Q: hey! im will be graduating from [a university] in the fall with a masters degree in kinesiology and i am very interested in teach for america. i will be certified to teach physical education, grades k-12. do you have any info that may be helpful????At this point I asked if [an interested party] had any more questions, since I could go on forever. I enjoy being able to share my experiences with people--I guess there is no off position on the teacher switch (thanks, Dave).
[an interested party]
A: Well, let's start at the beginning. Your advanced degree can be a benefit and drawback in TFA. Obviously your experience will help you in the classroom, and teaching at summer institute won't be as challenging as it would for someone who's never done anything like it before.
However, you may become frustrated when going through TFA's initial training process, because you were taught how to teach one way, and they will teach you their way, and the two methodologies might clash at times. Also, I can pretty much guarantee you that you won't be teaching physical education, because there is such a huge demand in the core areas (especially science, which is where you would likely end up). I've never heard of anyone being placed in a PE position--and in a middle or high school setting you would almost certainly have to teach a core subject as well as be a PE teacher [if that was indeed possible]. That last part is the reality of the teaching landscape right now, not a TFA thing. If you do join TFA, be prepared to teach something unrelated (or only [related] tangentially) to your degree.
Now that's out of the way: The application process starts with an online application. If you get through that, you are scheduled for an in person interview. I don't know how much this has changed in the past 4 years, but my experience involved going to Accenture's corporate offices in New York City and jumping through a series of hoops with a roomful of TFA hopefuls. We were given discussion topics, had private interviews with recruitment staff, and had to give a short sample lesson on more or less whatever we wanted. A few weeks later they tell you whether you have been accepted and tell you the region they will place you in if you accept. When you accept, they begin to send you materials to read to prepare you for that summer's training institute (which takes place in locations across the country).
Institute, in short, is a month of teaching summer school in one of TFA's regions while absorbing a multi-year teacher education program at the same time. It is an incredibly intense trial by fire that will make or break you. In your case, as I said before, your experience will be a great benefit, but there's no PE in summer school, and you could be teaching any subject and any grade level (which could be completely different than what you'll be teaching in the fall).

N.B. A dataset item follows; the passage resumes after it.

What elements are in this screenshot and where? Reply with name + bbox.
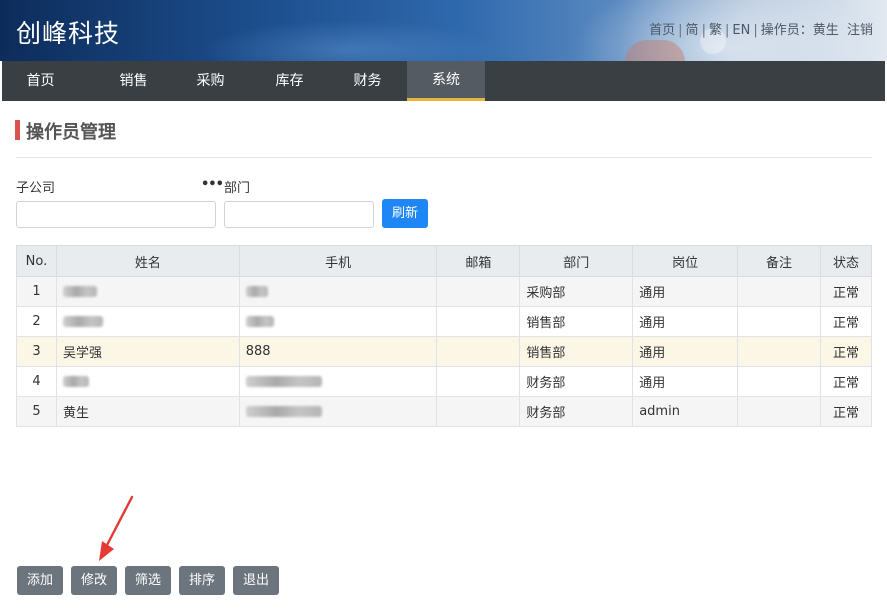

Your TFA regional staff sets up interviews and does numerous other things to get you a job ASAP after entering the program (probably even before Institute). They will be the ones setting up professional development and the rest of the support network throughout your 2 year commitment. At the end of each year, you receive an education award that can be used for paying off loans (or going to grad school, although I doubt you'll be doing that again!).
Besides this support, you are otherwise a full-time teacher employed by the school district just like everybody else at your school. TFA doesn't pay your salary.
Each region gives you help in where to look for housing and everything else you need when moving to a new area, but they don't do it for you. You'll probably make friends and decide on roommates with other corps members early on as well.
Let me put a disclaimer here for now and the future: I don't work for Teach for America. I don't plan on doing so. I have a very positive view of it and had a positive experience. The opinions expressed herein do not represent those of Teach for America, TFA-RGV, or anybody else. These are my experiences and my viewpoints, and YMMV.